As always, I'm extremely grateful for the help,

in your INSERT string how you have put the posted variables?
If you echo the $sql string, you will see which variables goes into the string.

echo $sql;

using this little code, you get all the errors and warnings in your program:

<?php 	
error_reporting(E_ALL);
ini_set("display_errors", 1); 
?>

If you have "undefined index" messsages, you have to see these lines.

Previously your problem was that you were adding quotes to the variables themselves and in the SQL query string where the variables were being inserted.

As djjjozsi suggests, if you're having problems with the above INSERT query, echo out the query string as well as the error message - that way we can see where MySQL thinks the problem is and what the whole string looks like.

I put error checking in place and echo'd the sql query and this is what I got

Notice: Use of undefined constant ******** - assumed '********' in /home/grah2005/public_html/shannonhazell/CMS/addproduct_changes.php on line 6
INSERT INTO products (product_code,product_name, price, product_description, product_collection, product_category, product_picture, product_thumbnail, product_material, etsy_link) VALUES ('Br7864','April','456.78','This is a CMS product addition test\r\n\r\nThis will test the ability \"to escape characters\" before they are inserted into the database','Gemstone','Bracelets','images/products/Gemstone//SH_296e0a07319f1049e_jpg','images/products/Gemstone/thumb//SH_296e0a07319f1049e_jpg','Silver and Gemstone','')

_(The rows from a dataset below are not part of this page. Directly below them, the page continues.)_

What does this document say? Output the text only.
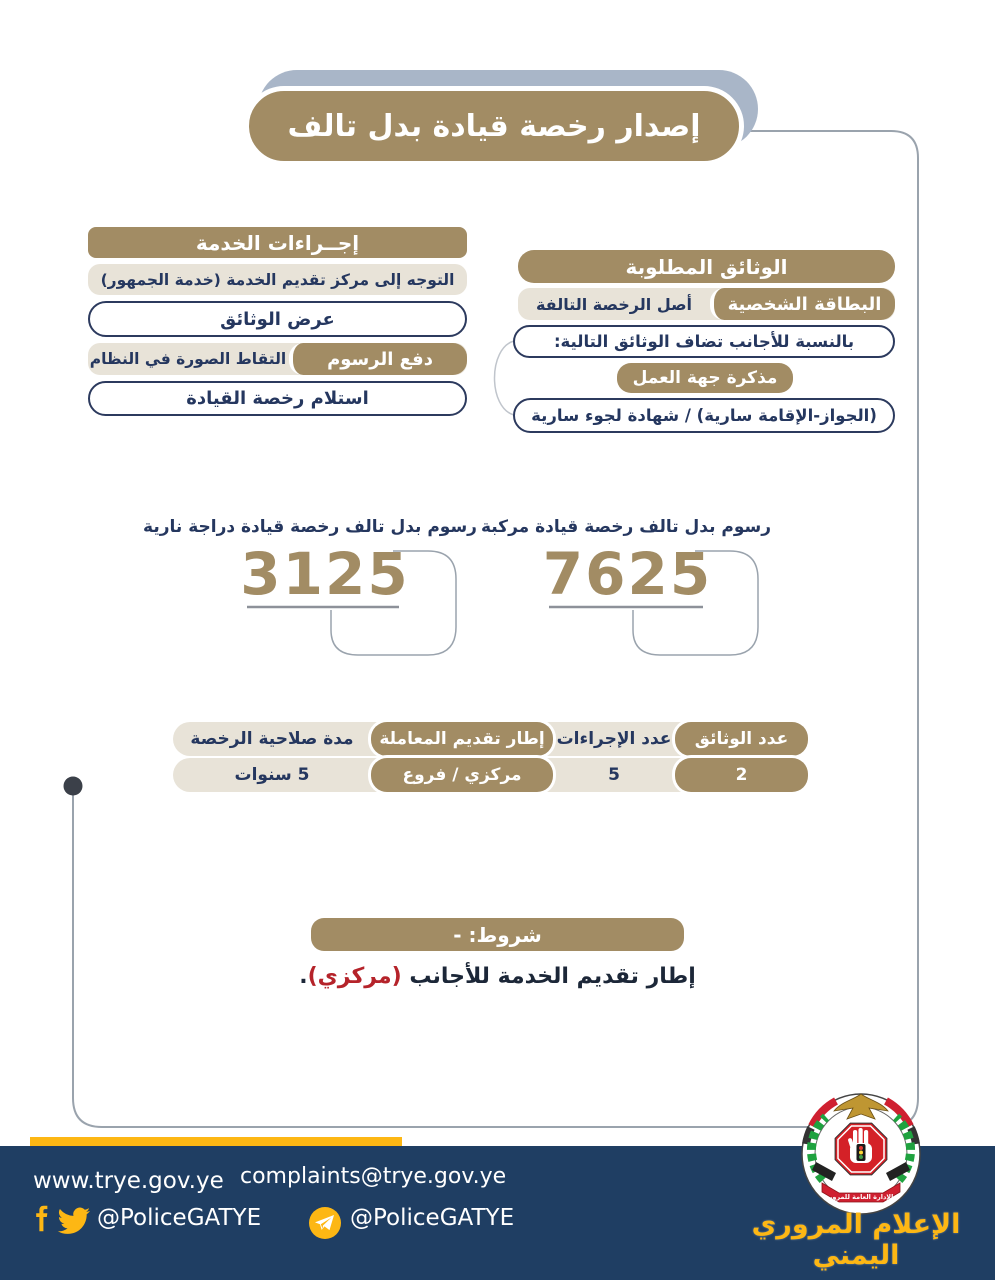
إصدار رخصة قيادة بدل تالف
إجــراءات الخدمة
التوجه إلى مركز تقديم الخدمة (خدمة الجمهور)
عرض الوثائق
دفع الرسوم
التقاط الصورة في النظام
استلام رخصة القيادة
الوثائق المطلوبة
البطاقة الشخصية
أصل الرخصة التالفة
بالنسبة للأجانب تضاف الوثائق التالية:
مذكرة جهة العمل
(الجواز-الإقامة سارية) / شهادة لجوء سارية
رسوم بدل تالف رخصة قيادة مركبة
7625
رسوم بدل تالف رخصة قيادة دراجة نارية
3125
عدد الوثائق
عدد الإجراءات
إطار تقديم المعاملة
مدة صلاحية الرخصة
2
5
مركزي / فروع
5 سنوات
شروط: -
إطار تقديم الخدمة للأجانب (مركزي).
www.trye.gov.ye complaints@trye.gov.ye
@PoliceGATYE	@PoliceGATYE
الإدارة العامة للمرور
الإعلام المروري اليمني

The undefined constant it is referring to, is a session variable that keeps track of which pages the user has access rights to. This is on all of the pages, so it's doubtful that it's this causing the problem.

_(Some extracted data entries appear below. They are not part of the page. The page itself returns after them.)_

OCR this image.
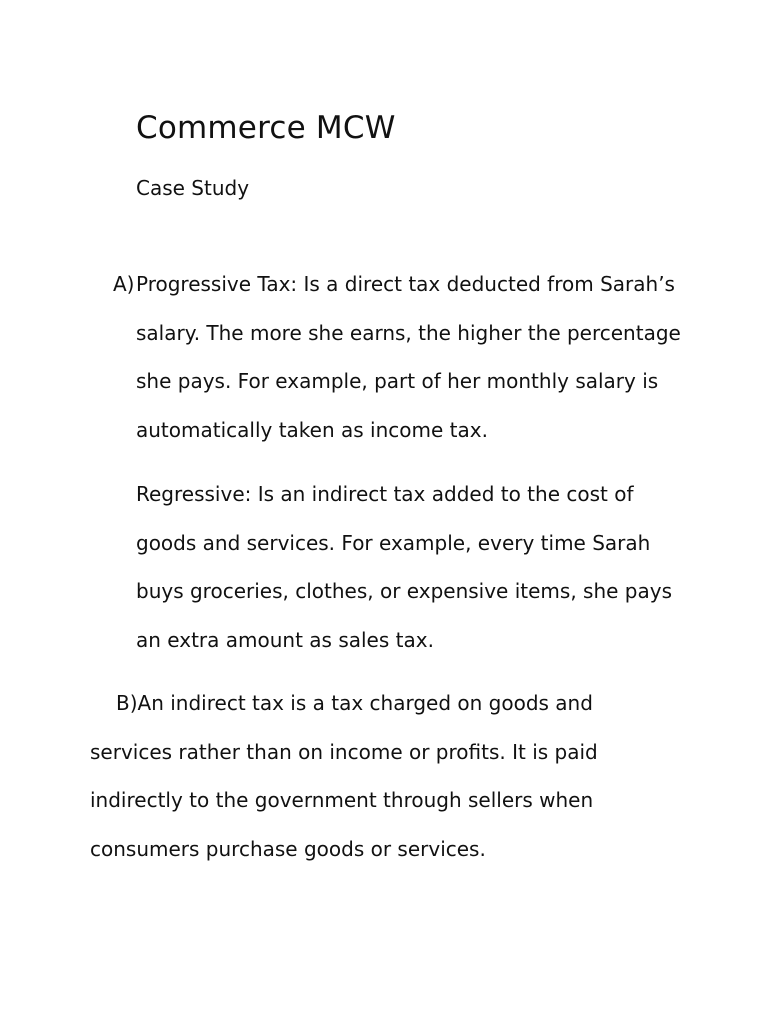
Commerce MCW
Case Study
A) Progressive Tax: Is a direct tax deducted from Sarah’s salary. The more she earns, the higher the percentage she pays. For example, part of her monthly salary is automatically taken as income tax.

Regressive: Is an indirect tax added to the cost of goods and services. For example, every time Sarah buys groceries, clothes, or expensive items, she pays an extra amount as sales tax.

B)An indirect tax is a tax charged on goods and services rather than on income or profits. It is paid indirectly to the government through sellers when consumers purchase goods or services.
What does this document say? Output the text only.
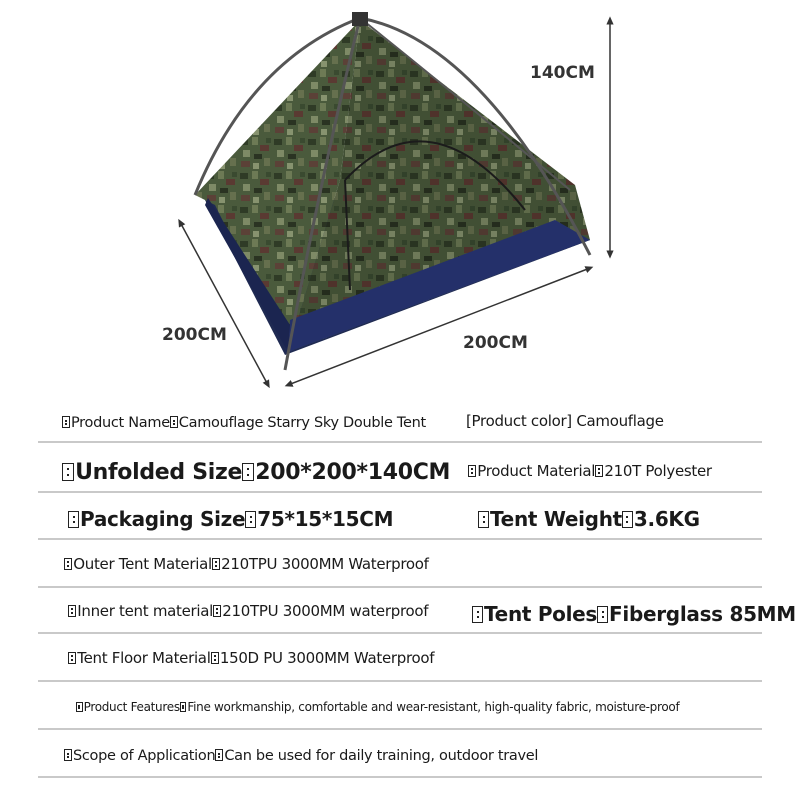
140CM
200CM	200CM
Product Name Camouflage Starry Sky Double Tent	[Product color] Camouflage
Unfolded Size 200*200*140CM	Product Material 210T Polyester
Packaging Size 75*15*15CM	Tent Weight 3.6KG
Outer Tent Material 210TPU 3000MM Waterproof
Inner tent material 210TPU 3000MM waterproof	Tent Poles Fiberglass 85MM
Tent Floor Material 150D PU 3000MM Waterproof
Product Features Fine workmanship, comfortable and wear-resistant, high-quality fabric, moisture-proof
Scope of Application Can be used for daily training, outdoor travel
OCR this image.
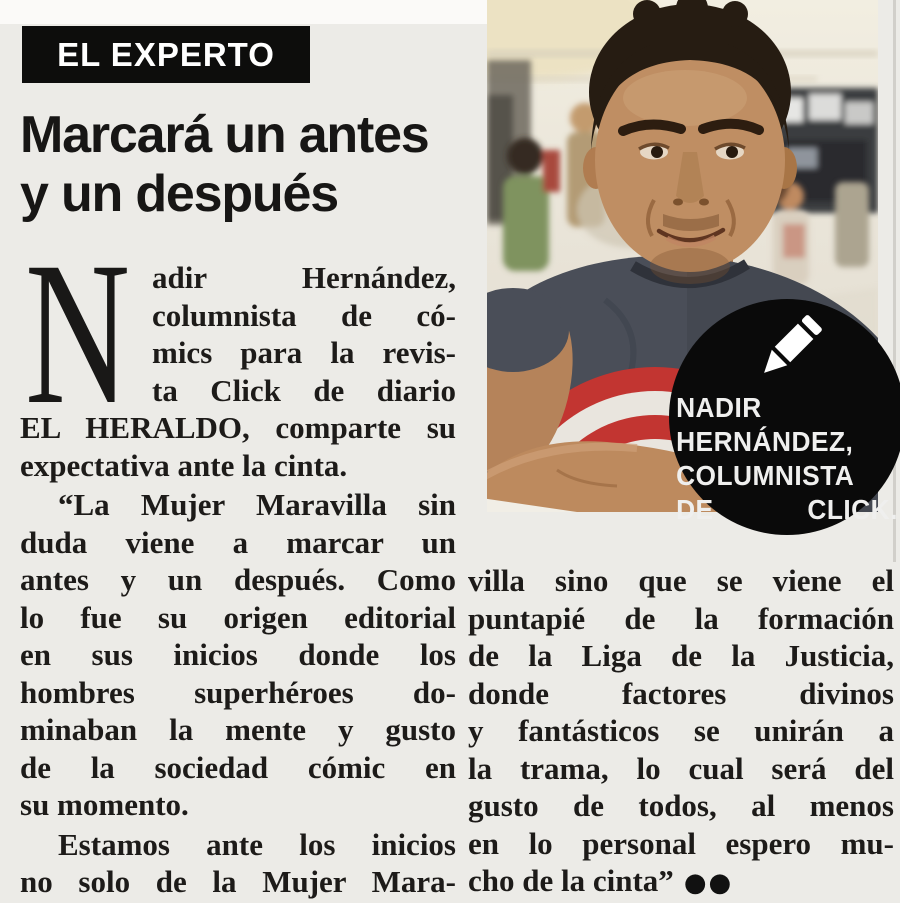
EL EXPERTO
Marcará un antes
y un después
NADIR
HERNÁNDEZ,
COLUMNISTA
DE CLICK.
N adir Hernández,
columnista de có-
mics para la revis-
ta Click de diario
EL HERALDO, comparte su
expectativa ante la cinta.
“La Mujer Maravilla sin
duda viene a marcar un
antes y un después. Como
lo fue su origen editorial
en sus inicios donde los
hombres superhéroes do-
minaban la mente y gusto
de la sociedad cómic en
su momento.
Estamos ante los inicios
no solo de la Mujer Mara-
villa sino que se viene el
puntapié de la formación
de la Liga de la Justicia,
donde factores divinos
y fantásticos se unirán a
la trama, lo cual será del
gusto de todos, al menos
en lo personal espero mu-
cho de la cinta” ●●
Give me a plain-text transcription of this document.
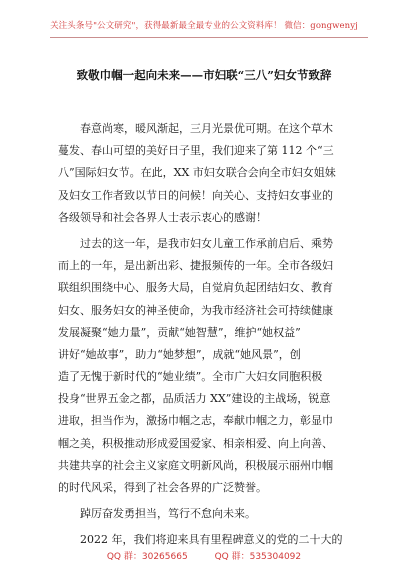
关注头条号"公文研究"，获得最新最全最专业的公文资料库！ 微信：gongwenyj
致敬巾帼一起向未来——市妇联“三八”妇女节致辞
　　春意尚寒，暖风渐起，三月光景优可期。在这个草木
蔓发、春山可望的美好日子里，我们迎来了第 112 个“三
八”国际妇女节。在此，XX 市妇女联合会向全市妇女姐妹
及妇女工作者致以节日的问候！向关心、支持妇女事业的
各级领导和社会各界人士表示衷心的感谢！
　　过去的这一年，是我市妇女儿童工作承前启后、乘势
而上的一年，是出新出彩、捷报频传的一年。全市各级妇
联组织围绕中心、服务大局，自觉肩负起团结妇女、教育
妇女、服务妇女的神圣使命，为我市经济社会可持续健康
发展凝聚“她力量”，贡献“她智慧”，维护“她权益”
讲好“她故事”，助力“她梦想”，成就“她风景”，创
造了无愧于新时代的“她业绩”。全市广大妇女同胞积极
投身“世界五金之都，品质活力 XX”建设的主战场，锐意
进取，担当作为，激扬巾帼之志，奉献巾帼之力，彰显巾
帼之美，积极推动形成爱国爱家、相亲相爱、向上向善、
共建共享的社会主义家庭文明新风尚，积极展示丽州巾帼
的时代风采，得到了社会各界的广泛赞誉。
　　踔厉奋发勇担当，笃行不怠向未来。
　　2022 年，我们将迎来具有里程碑意义的党的二十大的
QQ 群：30265665	QQ 群：535304092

The query itself is completely intact. Except that the second insert value was supposed to be April's Wonder. So again, the string has been cut off at the first instance of a single quote. Getting the single quotes into the database seems to be the last remaining problem with regards to this issue?

Any ideas, because I'm left scratching my head.

$name must come from somewhere, e.g., an incoming variable like $_POST['name']. Check that incoming variable... does it actually contain "April's Wonder" instead of just "April"?